Voyage significatif du pape, dimanche prochain, à la ville natale du saint

ROME, Mercredi 2 septembre 2009 (ZENIT.org) – Robert Moynihan, fondateur et rédacteur en chef du mensuel « Inside the Vatican » www.insidethevatican.com, [email protected]) présente dans cet article écrit pour ZENIT, les clés du voyage de Benoît XVI à Viterbe, où est né le conclave, et Bagnoreggio, lieu de naissance de l’un des plus grands maîtres de Joseph Ratzinger, saint Bonaventure, le 6 septembre prochain.

* * *

Parfois, dans un voyage papal, il y a quelque chose de plus que ce que l’on perçoit à première vue. Et c’est le cas du prochain voyage de Benoît XVI à la petite ville italienne de Bagnoreggio, terre natale de saint Bonaventure.

Le 6 septembre, le pape quittera Rome pour visiter Bagnoreggio et Viterbe.

Viterbe, à environ 85 kilomètres au nord de Rome, à une heure de voiture, est connu comme le lieu où est né le conclave.

Jusqu’en 1271, l’assemblée des cardinaux réunis pour l’élection du pape ne s’appelait pas alors « conclave » (du latin « cum clave », à clef) – une réunion à huit clos dans un lieu fermé « à clé. »

A la mort du pape Clément IV en 1268, les cardinaux réunis à Viterbe restèrent trois ans sans élire personne. Pour finir, les autorités de la ville les enfermèrent tous dans une salle de réunion, en les réduisant au pain et à l’eau. Le pape Grégoire X fut rapidement élu. Il décréta que les élections papales auraient lieu en conclave.

Benoît XVI rejoindra Viterbe en hélicoptère depuis la résidence d’été des papes à Castel Gandolfo, au sud de Rome. Mais, sur le chemin du retour, il s’arrêtera à Bagnoreggio.

Pourquoi s’arrêter dans une aussi petite ville, apparemment sans grand intérêt ?

Parce que c’est là que naquit saint Bonaventure en 1217.

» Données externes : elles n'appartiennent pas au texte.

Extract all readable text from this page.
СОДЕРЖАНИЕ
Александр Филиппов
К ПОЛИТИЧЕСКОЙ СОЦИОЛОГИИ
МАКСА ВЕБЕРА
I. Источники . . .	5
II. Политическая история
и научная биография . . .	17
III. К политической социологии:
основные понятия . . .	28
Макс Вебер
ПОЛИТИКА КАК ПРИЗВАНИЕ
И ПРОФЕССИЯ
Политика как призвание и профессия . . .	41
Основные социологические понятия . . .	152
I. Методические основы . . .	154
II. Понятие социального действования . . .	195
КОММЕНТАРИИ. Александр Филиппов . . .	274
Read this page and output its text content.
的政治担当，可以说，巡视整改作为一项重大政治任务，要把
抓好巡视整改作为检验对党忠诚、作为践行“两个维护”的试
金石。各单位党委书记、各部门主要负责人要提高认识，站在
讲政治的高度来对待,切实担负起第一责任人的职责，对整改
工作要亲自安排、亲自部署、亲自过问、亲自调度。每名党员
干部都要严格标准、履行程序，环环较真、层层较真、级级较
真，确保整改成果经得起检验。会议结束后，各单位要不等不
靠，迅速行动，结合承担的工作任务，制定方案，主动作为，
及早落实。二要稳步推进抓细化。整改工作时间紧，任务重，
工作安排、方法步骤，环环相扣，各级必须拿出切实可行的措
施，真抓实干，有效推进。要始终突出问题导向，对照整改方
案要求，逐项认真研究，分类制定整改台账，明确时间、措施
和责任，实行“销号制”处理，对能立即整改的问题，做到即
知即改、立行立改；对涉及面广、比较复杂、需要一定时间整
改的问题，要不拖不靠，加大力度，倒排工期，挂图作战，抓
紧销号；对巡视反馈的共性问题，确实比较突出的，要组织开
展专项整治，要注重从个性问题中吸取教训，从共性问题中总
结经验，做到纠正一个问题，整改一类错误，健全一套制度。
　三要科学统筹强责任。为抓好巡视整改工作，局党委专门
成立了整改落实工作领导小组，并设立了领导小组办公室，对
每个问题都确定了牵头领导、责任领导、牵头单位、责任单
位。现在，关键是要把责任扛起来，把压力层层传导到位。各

Pourtant, le pape ne s’arrête pas dans les lieux de naissance de tous les saints importants. Il n’en aurait pas le temps. Alors, pourquoi se réserve-t-il un temps pour s’arrêter dans la ville natale de Bonaventure ?

Pour trouver la réponse, il nous faut chercher dans le passé du pape, et nous y découvrirons quelque chose d’assez intéressant.

Nous trouverons que Bonaventure a été l’un des deux intellectuels ayant exercé la plus grande influence sur la formation théologique du pape Benoît. (l’autre est saint Augustin.)

En Allemagne, les universitaires doivent rédiger deux thèses écrites. La première, comme aux Etats-Unis, pour être admis en doctorat (un Ph.D.). La seconde, intitulée « Habilitationsschrift », est la thèse d’habilitation à l’enseignement

Et le jeune Joseph Ratzinger, au milieu des années 50, rédigea cette seconde thèse post-doctorale sur …saint Bonaventure et sa théologie de l’histoire.

On lira dans la presse que le voyage du pape est « programmé pour vénérer le ‘bras sacré’  du saint, conservé à la ‘cathédrale’ de Bagnoreggio » (le reste du corps de saint Bonaventure est enterré en France).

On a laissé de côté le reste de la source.